Friday, June 15, 2007

Rocky's Got Nothin' on Me

I did it.....I did it....I did it! Did I mention that I did it? Oh, okay. Might of blacked out for a minute there. I wrote my first page! ::brief pause while some extremely bad dancing commences around my living room, out onto the porch and into my neighbor's yard:: ::another brief pause while I convince said neighbor not to call the police::

I realize one page isn't a lot but it's a start. And thanks to the helpful advice from my blog readers (and since there's only three, you know who you are), I conquered my fear of that hateful, smug, blank page and marked it up but good. *sigh* I finally have a writing breakthrough and my grammar goes all to hell. Oh well, can't have everything.
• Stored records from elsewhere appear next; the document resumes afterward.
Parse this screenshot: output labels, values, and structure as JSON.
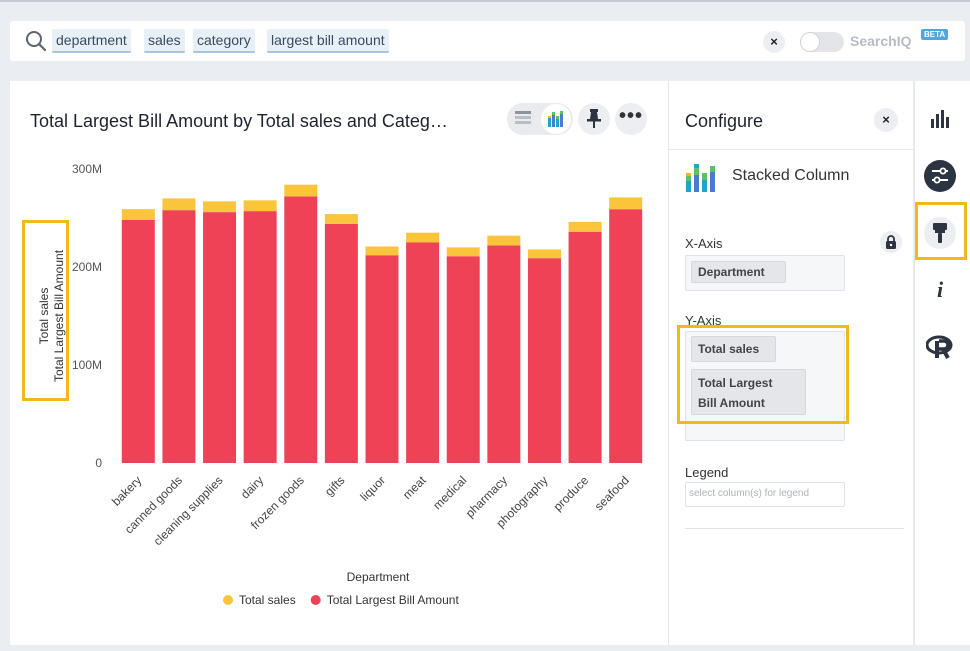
{
  "search": {
    "tokens": [
      "department",
      "sales",
      "category",
      "largest bill amount"
    ],
    "clear_label": "×",
    "searchiq_label": "SearchIQ",
    "beta_label": "BETA"
  },
  "chart_panel": {
    "title": "Total Largest Bill Amount by Total sales and Categ…",
    "more_label": "•••"
  },
  "chart_data": {
    "type": "bar",
    "stacked": true,
    "categories": [
      "bakery",
      "canned goods",
      "cleaning supplies",
      "dairy",
      "frozen goods",
      "gifts",
      "liquor",
      "meat",
      "medical",
      "pharmacy",
      "photography",
      "produce",
      "seafood"
    ],
    "series": [
      {
        "name": "Total Largest Bill Amount",
        "color": "#f04257",
        "values": [
          248000000,
          258000000,
          256000000,
          257000000,
          272000000,
          244000000,
          212000000,
          225000000,
          211000000,
          222000000,
          209000000,
          236000000,
          259000000
        ]
      },
      {
        "name": "Total sales",
        "color": "#fbc53b",
        "values": [
          11000000,
          12000000,
          11000000,
          11000000,
          12000000,
          10000000,
          9000000,
          10000000,
          9000000,
          10000000,
          9000000,
          10000000,
          12000000
        ]
      }
    ],
    "yticks": [
      "0",
      "100M",
      "200M",
      "300M"
    ],
    "ytick_values": [
      0,
      100000000,
      200000000,
      300000000
    ],
    "ylim": [
      0,
      300000000
    ],
    "xlabel": "Department",
    "ylabel_lines": [
      "Total sales",
      "Total Largest Bill Amount"
    ],
    "legend": [
      {
        "name": "Total sales",
        "color": "#fbc53b"
      },
      {
        "name": "Total Largest Bill Amount",
        "color": "#f04257"
      }
    ],
    "legend_position": "bottom"
  },
  "config": {
    "title": "Configure",
    "close_label": "×",
    "chart_type": "Stacked Column",
    "x_axis_label": "X-Axis",
    "x_axis_chips": [
      "Department"
    ],
    "y_axis_label": "Y-Axis",
    "y_axis_chips": [
      "Total sales",
      "Total Largest",
      "Bill Amount"
    ],
    "legend_label": "Legend",
    "legend_placeholder": "select column(s) for legend"
  },
  "rail": {
    "info_label": "i"
  },
  "colors": {
    "accent": "#f3b81a",
    "dark_icon": "#2c3442"
  }
}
At least now I have my starting point. It's weird how a single page can free you (or at least me) to feel like it's actually possible to write the rest of the book. I know there will be more problems to come. Definitely more hand wringing and embarrassing self pity with much wailing to the heavens. But these too shall pass. They always do, one crisis at a time. For now, I say let the celebration continue.

Tuesday, June 12, 2007

Stage Fright

My last few posts have dealt with my wonderful new book that I am soooo excited about. I've done research, worldbuilding, created backstories for my characters, tried to find the perfect names for my hero and heroine, and tossed it around in my head until we're both dizzy. I've even come up with an actual plot that consists of more than just boy meets girl, boy likes girl, they talk and fall in love and stuff (Don't laugh...I have half written books pretty much like this. Don't make me show them to you). And I still haven't written a damn word. I haven't even written Chapter 1 across the page yet cause if I do then I really have to start writing. Why mess up a perfectly pretty pristine page? (Say that three times fast....go ahead, I'll wait). So what do I do? Okay, that was a rhetorical question. I know what I have to do. Write. Even if I thinks it's bad. Even if I know it's bad. It will get better. I know this. You know this. So why am still still sitting here staring at this post instead of writing? Oh right, cause I'm a big scaredy cat. Shut up and pass the milk.

Friday, June 8, 2007

Which Came First, The Idea or the Egg?

I've always been interested in other writers' processes and the journey by which they go from idea to finished manuscript. Of course, I realize what works for them won't necessarily work for me, but a little experimentation could be an excellent book starter, especially if you're of the procrastinatory (is that a word?) persuasion. Typically, I start with a scene that's popped into my head for no apparent reason, possibly the result of a chance phrase I've heard or a clip from a movie or maybe even dementia....whatever. I then build around this paragraph or so I've scribbled down, gradually getting to know my characters and where the story is going pretty much as I go. And what, you might inquire, has this process netted me thus far? I'm so glad you asked. I have three partially finished books cowering beneath my bed and one finished, though highly unpolished, manuscript locked in a closet refusing to come out until I give it something pretty to wear. Drama Queen. Obviously, this isn't working for me at all. I firmly believe there is no set in stone "right way" to write a novel. However, there are many "wrong ways" to do so, or at least wrong way for me. The above scenario is a perfect example. In someone else's hands this could work perfectly. Alas, I'm not someone else. I'm just little 'ole me and I need to figure out a way to work with that. Presently, I'm involved in some serious prewriting for my new book. Usually, this merely involves a list of each character's physical description, their families, a half-hearted stab at their past histories, etc. I know, I know. Lazy writing won't get you anywhere. As I mentioned in my last post, I've started with the worldbuilding before even trying to flesh out my characters and what makes them tick. To my surprise, the worldbuilding has actually helped my characters to start taking a more defined shape. Motivations and conflicts are springing up almost on their own from this world I'm creating. ::slight pause while a loud round of "Doh!"s are heard round the blogosphere:: Okay, okay. I deserved that. Better later than never, right?